Well readers, you know what this means. I mean if this was a real literary tragedy the reader would experience a catharsis in the face of loss, and so thus here is mine: It would be a disservice to the memory of arugula, the sassiest plant on my balcony, to not buck up and plant more. And so, with this taste of spring outside and little seedlings in my mind, I get out the seeds and start again. Only this time, I'm not taking chances with drains.

Tuesday, February 16, 2010

Garden Spotlight: Baby Beets


Gardening types told me that you are supposed to thin beet plants by yanking some to make room for others to grow. I have a problem doing this. I know I'm supposed to and that my beets won't be fully formed otherwise. But I implore you, how could I pull one of the most beautiful things in my garden?


Even just for ornamental beauty, they bring color and texture to the garden.
The color on these, you have no idea...

So I found a delicious solution--my folks came over for dinner and we made orzo with sausage, olive oil, and sauteed greens. It was originally going to be all Swiss chard from the farmer's market, but we sauteed delicate little beet leaves too from plants that had been pulled. Yum!


Max gets in on the action--kitty approved! He didn't eat any though.


So maybe the beet itself is a bonus! I love this idea that different parts of the plant are good for different things. At this point I'm not sure I care if mine ever fully mature, now that I know what to do with the leaves.






Wednesday, February 3, 2010

Garden spotlight: Mizuna

You guys, can we talk about Mizuna, my new obsession?

Hello gorgeous! Where've you been all my life?


This fall I was lucky enough to be treated to a flat of mizuna seedlings by a fellow garden enthusiast. Now y'all know I don't say no to free plants or free produce. As it turns out, Mizuna is a delicious Japanese leafy green that looks like arugula but tastes sweet and newly green like fresh snap peas. I've tried it cooked in soup but the best way seems to be eating it fresh in a light salad.


Salad is one of those things I have a love-hate relationship with. I mean I love it and enjoy it while I am chowing on delicate greens in equally delicate vinaigrette, but for a single cook, buying lettuce is really stupid. It rots before I remember it's in the crisper drawer and that's the end of that. But oh, what luxury to have a salad green growing two feet from my kitchen! And the more you cut it the more it grows, so all the better!


Ready for its close-up. A perfectly beautiful dinner!

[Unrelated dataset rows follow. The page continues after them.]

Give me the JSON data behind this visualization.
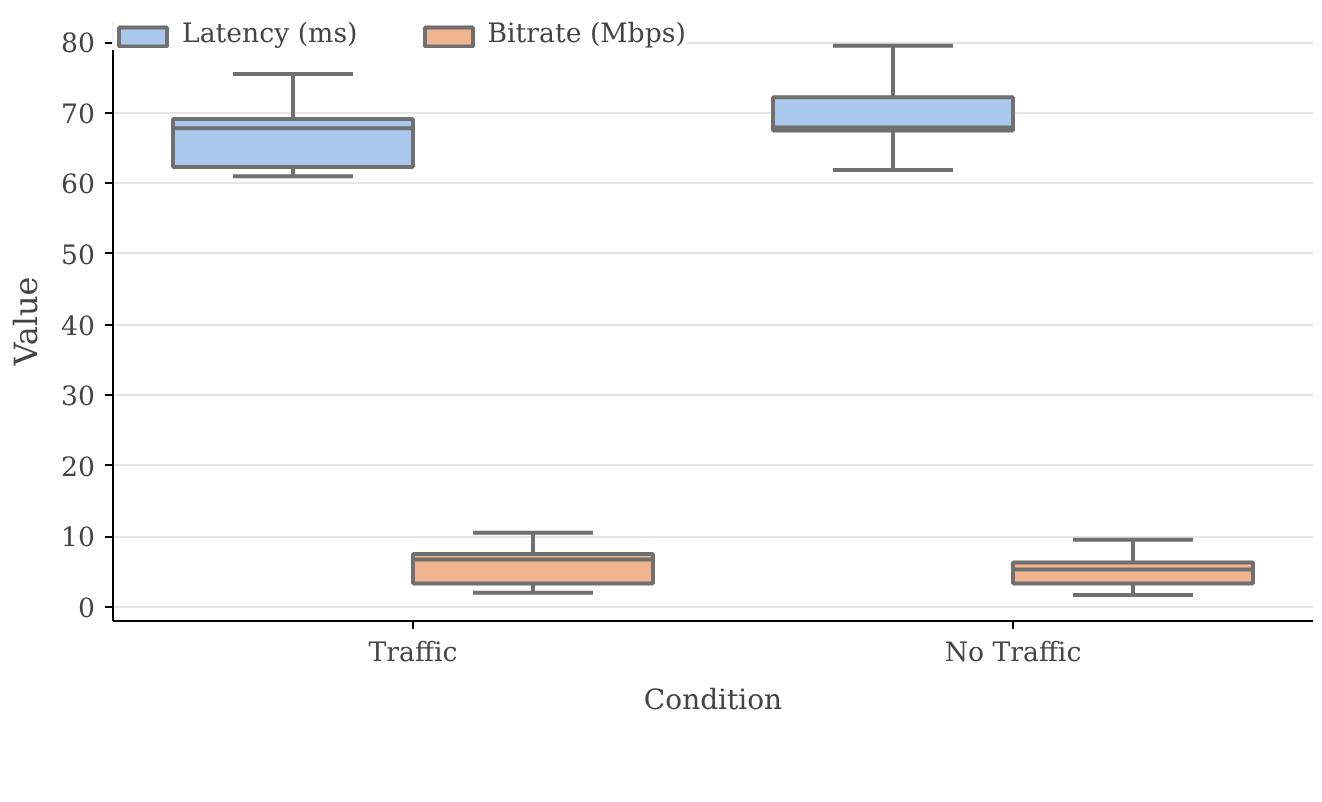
{
  "chart_data": {
    "type": "box",
    "xlabel": "Condition",
    "ylabel": "Value",
    "categories": [
      "Traffic",
      "No Traffic"
    ],
    "ylim": [
      -2,
      83
    ],
    "yticks": [
      0,
      10,
      20,
      30,
      40,
      50,
      60,
      70,
      80
    ],
    "grid": "y",
    "legend": "top",
    "series": [
      {
        "name": "Latency (ms)",
        "color": "#a9c8ec",
        "boxes": [
          {
            "low": 61.0,
            "q1": 62.3,
            "median": 67.8,
            "q3": 69.1,
            "high": 75.5
          },
          {
            "low": 61.9,
            "q1": 67.5,
            "median": 67.9,
            "q3": 72.2,
            "high": 79.5
          }
        ]
      },
      {
        "name": "Bitrate (Mbps)",
        "color": "#f0b48e",
        "boxes": [
          {
            "low": 2.0,
            "q1": 3.3,
            "median": 6.7,
            "q3": 7.5,
            "high": 10.5
          },
          {
            "low": 1.7,
            "q1": 3.3,
            "median": 5.3,
            "q3": 6.3,
            "high": 9.5
          }
        ]
      }
    ]
  }
}
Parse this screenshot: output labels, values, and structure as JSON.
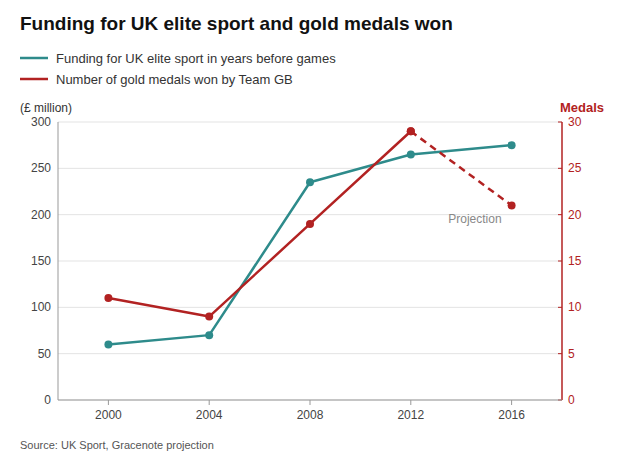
{
  "chart_data": {
    "type": "line",
    "title": "Funding for UK elite sport and gold medals won",
    "y_label": "(£ million)",
    "y2_label": "Medals",
    "source": "Source: UK Sport, Gracenote projection",
    "x": [
      2000,
      2004,
      2008,
      2012,
      2016
    ],
    "xlim": [
      1998,
      2018
    ],
    "xticks": [
      2000,
      2004,
      2008,
      2012,
      2016
    ],
    "ylim": [
      0,
      300
    ],
    "yticks": [
      0,
      50,
      100,
      150,
      200,
      250,
      300
    ],
    "y2lim": [
      0,
      30
    ],
    "y2ticks": [
      0,
      5,
      10,
      15,
      20,
      25,
      30
    ],
    "grid": true,
    "legend": "top",
    "series": [
      {
        "name": "Funding for UK elite sport in years before games",
        "color": "#2e8b8b",
        "values": [
          60,
          70,
          235,
          265,
          275
        ],
        "marker": "circle",
        "line_style": "solid"
      },
      {
        "name": "Number of gold medals won by Team GB",
        "color": "#b22222",
        "values": [
          11,
          9,
          19,
          29,
          null
        ],
        "axis": "y2",
        "marker": "circle",
        "line_style": "solid"
      },
      {
        "color": "#b22222",
        "values": [
          null,
          null,
          null,
          29,
          21
        ],
        "axis": "y2",
        "marker": "circle",
        "line_style": "dashed"
      }
    ],
    "annotations": [
      {
        "text": "Projection"
      }
    ]
  }
}
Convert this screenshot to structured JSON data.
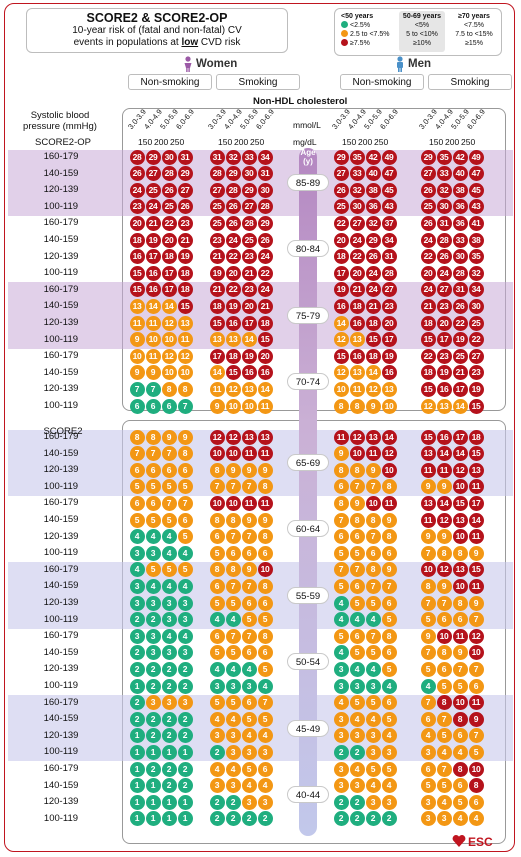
{
  "header": {
    "title": "SCORE2 & SCORE2-OP",
    "subtitle_line1": "10-year risk of (fatal and non-fatal) CV",
    "subtitle_line2_pre": "events in populations at ",
    "subtitle_line2_u": "low",
    "subtitle_line2_post": " CVD risk"
  },
  "legend": {
    "col1_head": "<50 years",
    "col2_head": "50-69 years",
    "col3_head": "≥70 years",
    "low": [
      "<2.5%",
      "<5%",
      "<7.5%"
    ],
    "mid": [
      "2.5 to <7.5%",
      "5 to <10%",
      "7.5 to <15%"
    ],
    "high": [
      "≥7.5%",
      "≥10%",
      "≥15%"
    ],
    "colors": {
      "low": "#1fae7f",
      "mid": "#f39714",
      "high": "#b5121b"
    }
  },
  "sexes": {
    "women": "Women",
    "men": "Men"
  },
  "smoking": {
    "nonsmoking": "Non-smoking",
    "smoking": "Smoking"
  },
  "axis": {
    "sbp_label_l1": "Systolic blood",
    "sbp_label_l2": "pressure (mmHg)",
    "nonhdl_label": "Non-HDL cholesterol",
    "mmol_label": "mmol/L",
    "mgdl_label": "mg/dL",
    "chol_mmol": [
      "3.0-3.9",
      "4.0-4.9",
      "5.0-5.9",
      "6.0-6.9"
    ],
    "chol_mgdl": [
      "150",
      "200",
      "250"
    ],
    "age_label": "Age (y)"
  },
  "section_labels": {
    "op": "SCORE2-OP",
    "score2": "SCORE2"
  },
  "brand": "ESC",
  "chart_data": {
    "type": "table",
    "title": "SCORE2 & SCORE2-OP",
    "sbp_rows": [
      "160-179",
      "140-159",
      "120-139",
      "100-119"
    ],
    "columns": [
      "Women Non-smoking",
      "Women Smoking",
      "Men Non-smoking",
      "Men Smoking"
    ],
    "age_groups": [
      {
        "age": "85-89",
        "section": "op",
        "cells": [
          [
            [
              28,
              29,
              30,
              31
            ],
            [
              31,
              32,
              33,
              34
            ],
            [
              29,
              35,
              42,
              49
            ],
            [
              29,
              35,
              42,
              49
            ]
          ],
          [
            [
              26,
              27,
              28,
              29
            ],
            [
              28,
              29,
              30,
              31
            ],
            [
              27,
              33,
              40,
              47
            ],
            [
              27,
              33,
              40,
              47
            ]
          ],
          [
            [
              24,
              25,
              26,
              27
            ],
            [
              27,
              28,
              29,
              30
            ],
            [
              26,
              32,
              38,
              45
            ],
            [
              26,
              32,
              38,
              45
            ]
          ],
          [
            [
              23,
              24,
              25,
              26
            ],
            [
              25,
              26,
              27,
              28
            ],
            [
              25,
              30,
              36,
              43
            ],
            [
              25,
              30,
              36,
              43
            ]
          ]
        ]
      },
      {
        "age": "80-84",
        "section": "op",
        "cells": [
          [
            [
              20,
              21,
              22,
              23
            ],
            [
              25,
              26,
              28,
              29
            ],
            [
              22,
              27,
              32,
              37
            ],
            [
              26,
              31,
              36,
              41
            ]
          ],
          [
            [
              18,
              19,
              20,
              21
            ],
            [
              23,
              24,
              25,
              26
            ],
            [
              20,
              24,
              29,
              34
            ],
            [
              24,
              28,
              33,
              38
            ]
          ],
          [
            [
              16,
              17,
              18,
              19
            ],
            [
              21,
              22,
              23,
              24
            ],
            [
              18,
              22,
              26,
              31
            ],
            [
              22,
              26,
              30,
              35
            ]
          ],
          [
            [
              15,
              16,
              17,
              18
            ],
            [
              19,
              20,
              21,
              22
            ],
            [
              17,
              20,
              24,
              28
            ],
            [
              20,
              24,
              28,
              32
            ]
          ]
        ]
      },
      {
        "age": "75-79",
        "section": "op",
        "cells": [
          [
            [
              15,
              16,
              17,
              18
            ],
            [
              21,
              22,
              23,
              24
            ],
            [
              19,
              21,
              24,
              27
            ],
            [
              24,
              27,
              31,
              34
            ]
          ],
          [
            [
              13,
              14,
              14,
              15
            ],
            [
              18,
              19,
              20,
              21
            ],
            [
              16,
              18,
              21,
              23
            ],
            [
              21,
              23,
              26,
              30
            ]
          ],
          [
            [
              11,
              11,
              12,
              13
            ],
            [
              15,
              16,
              17,
              18
            ],
            [
              14,
              16,
              18,
              20
            ],
            [
              18,
              20,
              22,
              25
            ]
          ],
          [
            [
              9,
              10,
              10,
              11
            ],
            [
              13,
              13,
              14,
              15
            ],
            [
              12,
              13,
              15,
              17
            ],
            [
              15,
              17,
              19,
              22
            ]
          ]
        ]
      },
      {
        "age": "70-74",
        "section": "op",
        "cells": [
          [
            [
              10,
              11,
              12,
              12
            ],
            [
              17,
              18,
              19,
              20
            ],
            [
              15,
              16,
              18,
              19
            ],
            [
              22,
              23,
              25,
              27
            ]
          ],
          [
            [
              9,
              9,
              10,
              10
            ],
            [
              14,
              15,
              16,
              16
            ],
            [
              12,
              13,
              14,
              16
            ],
            [
              18,
              19,
              21,
              23
            ]
          ],
          [
            [
              7,
              7,
              8,
              8
            ],
            [
              11,
              12,
              13,
              14
            ],
            [
              10,
              11,
              12,
              13
            ],
            [
              15,
              16,
              17,
              19
            ]
          ],
          [
            [
              6,
              6,
              6,
              7
            ],
            [
              9,
              10,
              10,
              11
            ],
            [
              8,
              8,
              9,
              10
            ],
            [
              12,
              13,
              14,
              15
            ]
          ]
        ]
      },
      {
        "age": "65-69",
        "section": "score2",
        "cells": [
          [
            [
              8,
              8,
              9,
              9
            ],
            [
              12,
              12,
              13,
              13
            ],
            [
              11,
              12,
              13,
              14
            ],
            [
              15,
              16,
              17,
              18
            ]
          ],
          [
            [
              7,
              7,
              7,
              8
            ],
            [
              10,
              10,
              11,
              11
            ],
            [
              9,
              10,
              11,
              12
            ],
            [
              13,
              14,
              14,
              15
            ]
          ],
          [
            [
              6,
              6,
              6,
              6
            ],
            [
              8,
              9,
              9,
              9
            ],
            [
              8,
              8,
              9,
              10
            ],
            [
              11,
              11,
              12,
              13
            ]
          ],
          [
            [
              5,
              5,
              5,
              5
            ],
            [
              7,
              7,
              7,
              8
            ],
            [
              6,
              7,
              7,
              8
            ],
            [
              9,
              9,
              10,
              11
            ]
          ]
        ]
      },
      {
        "age": "60-64",
        "section": "score2",
        "cells": [
          [
            [
              6,
              6,
              7,
              7
            ],
            [
              10,
              10,
              11,
              11
            ],
            [
              8,
              9,
              10,
              11
            ],
            [
              13,
              14,
              15,
              17
            ]
          ],
          [
            [
              5,
              5,
              5,
              6
            ],
            [
              8,
              8,
              9,
              9
            ],
            [
              7,
              8,
              8,
              9
            ],
            [
              11,
              12,
              13,
              14
            ]
          ],
          [
            [
              4,
              4,
              4,
              5
            ],
            [
              6,
              7,
              7,
              8
            ],
            [
              6,
              6,
              7,
              8
            ],
            [
              9,
              9,
              10,
              11
            ]
          ],
          [
            [
              3,
              3,
              4,
              4
            ],
            [
              5,
              6,
              6,
              6
            ],
            [
              5,
              5,
              6,
              6
            ],
            [
              7,
              8,
              8,
              9
            ]
          ]
        ]
      },
      {
        "age": "55-59",
        "section": "score2",
        "cells": [
          [
            [
              4,
              5,
              5,
              5
            ],
            [
              8,
              8,
              9,
              10
            ],
            [
              7,
              7,
              8,
              9
            ],
            [
              10,
              12,
              13,
              15
            ]
          ],
          [
            [
              3,
              4,
              4,
              4
            ],
            [
              6,
              7,
              7,
              8
            ],
            [
              5,
              6,
              7,
              7
            ],
            [
              8,
              9,
              10,
              11
            ]
          ],
          [
            [
              3,
              3,
              3,
              3
            ],
            [
              5,
              5,
              6,
              6
            ],
            [
              4,
              5,
              5,
              6
            ],
            [
              7,
              7,
              8,
              9
            ]
          ],
          [
            [
              2,
              2,
              3,
              3
            ],
            [
              4,
              4,
              5,
              5
            ],
            [
              4,
              4,
              4,
              5
            ],
            [
              5,
              6,
              6,
              7
            ]
          ]
        ]
      },
      {
        "age": "50-54",
        "section": "score2",
        "cells": [
          [
            [
              3,
              3,
              4,
              4
            ],
            [
              6,
              7,
              7,
              8
            ],
            [
              5,
              6,
              7,
              8
            ],
            [
              9,
              10,
              11,
              12
            ]
          ],
          [
            [
              2,
              3,
              3,
              3
            ],
            [
              5,
              5,
              6,
              6
            ],
            [
              4,
              5,
              5,
              6
            ],
            [
              7,
              8,
              9,
              10
            ]
          ],
          [
            [
              2,
              2,
              2,
              2
            ],
            [
              4,
              4,
              4,
              5
            ],
            [
              3,
              4,
              4,
              5
            ],
            [
              5,
              6,
              7,
              7
            ]
          ],
          [
            [
              1,
              2,
              2,
              2
            ],
            [
              3,
              3,
              3,
              4
            ],
            [
              3,
              3,
              3,
              4
            ],
            [
              4,
              5,
              5,
              6
            ]
          ]
        ]
      },
      {
        "age": "45-49",
        "section": "score2",
        "cells": [
          [
            [
              2,
              3,
              3,
              3
            ],
            [
              5,
              5,
              6,
              7
            ],
            [
              4,
              5,
              5,
              6
            ],
            [
              7,
              8,
              10,
              11
            ]
          ],
          [
            [
              2,
              2,
              2,
              2
            ],
            [
              4,
              4,
              5,
              5
            ],
            [
              3,
              4,
              4,
              5
            ],
            [
              6,
              7,
              8,
              9
            ]
          ],
          [
            [
              1,
              2,
              2,
              2
            ],
            [
              3,
              3,
              4,
              4
            ],
            [
              3,
              3,
              3,
              4
            ],
            [
              4,
              5,
              6,
              7
            ]
          ],
          [
            [
              1,
              1,
              1,
              1
            ],
            [
              2,
              3,
              3,
              3
            ],
            [
              2,
              2,
              3,
              3
            ],
            [
              3,
              4,
              4,
              5
            ]
          ]
        ]
      },
      {
        "age": "40-44",
        "section": "score2",
        "cells": [
          [
            [
              1,
              2,
              2,
              2
            ],
            [
              4,
              4,
              5,
              6
            ],
            [
              3,
              4,
              5,
              5
            ],
            [
              6,
              7,
              8,
              10
            ]
          ],
          [
            [
              1,
              1,
              2,
              2
            ],
            [
              3,
              3,
              4,
              4
            ],
            [
              3,
              3,
              4,
              4
            ],
            [
              5,
              5,
              6,
              8
            ]
          ],
          [
            [
              1,
              1,
              1,
              1
            ],
            [
              2,
              2,
              3,
              3
            ],
            [
              2,
              2,
              3,
              3
            ],
            [
              3,
              4,
              5,
              6
            ]
          ],
          [
            [
              1,
              1,
              1,
              1
            ],
            [
              2,
              2,
              2,
              2
            ],
            [
              2,
              2,
              2,
              2
            ],
            [
              3,
              3,
              4,
              4
            ]
          ]
        ]
      }
    ]
  }
}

A little vino? Well, if you insist!



Balcony garden omelet--arugula, roasted peppers, goat cheese, & parmesan...
mizuna dressed in meyer lemon juice, olive oil, kosher salt & black pepper.

Won't you join me? More wine? Well, maybe a little...

Monday, February 1, 2010

Breakfast for Dinner


What is it about breakfast for dinner that is so special? Is it that we throw off societal rules about how we are supposed to do things? Or maybe it's even simpler than that. Maybe it's that syrup in the evening or the remnants of challah toast and fried egg (we will get to my relationship with fried egg in a future post) remind us of Saturday mornings, pajamas, dad reading the newspaper and mom with her cups of hot tea. Or maybe it's just because that's what you craved on a chilly February night.

Behold, your next dinner:
Buttermilk waffles with banana, Greek yogurt, and homemade blueberry syrup.


For blueberry syrup (Adapted from Gourmet), simmer 1 cup of blueberries with 1/4 cup maple syrup, 1/4 cup Brandy, and 1 Tbsp lemon juice until the berries burst into a pool of sanguine and sapphire and all you can think about are your deepest, darkest secrets...then turn off the heat and cool off awhile. You and the sauce.



Well hello little blue darlings


Ooh, I feel brighter already.


Some for you and some for me...Enjoy!
Freeze leftovers if you're a single cook to revisit the moment during the week.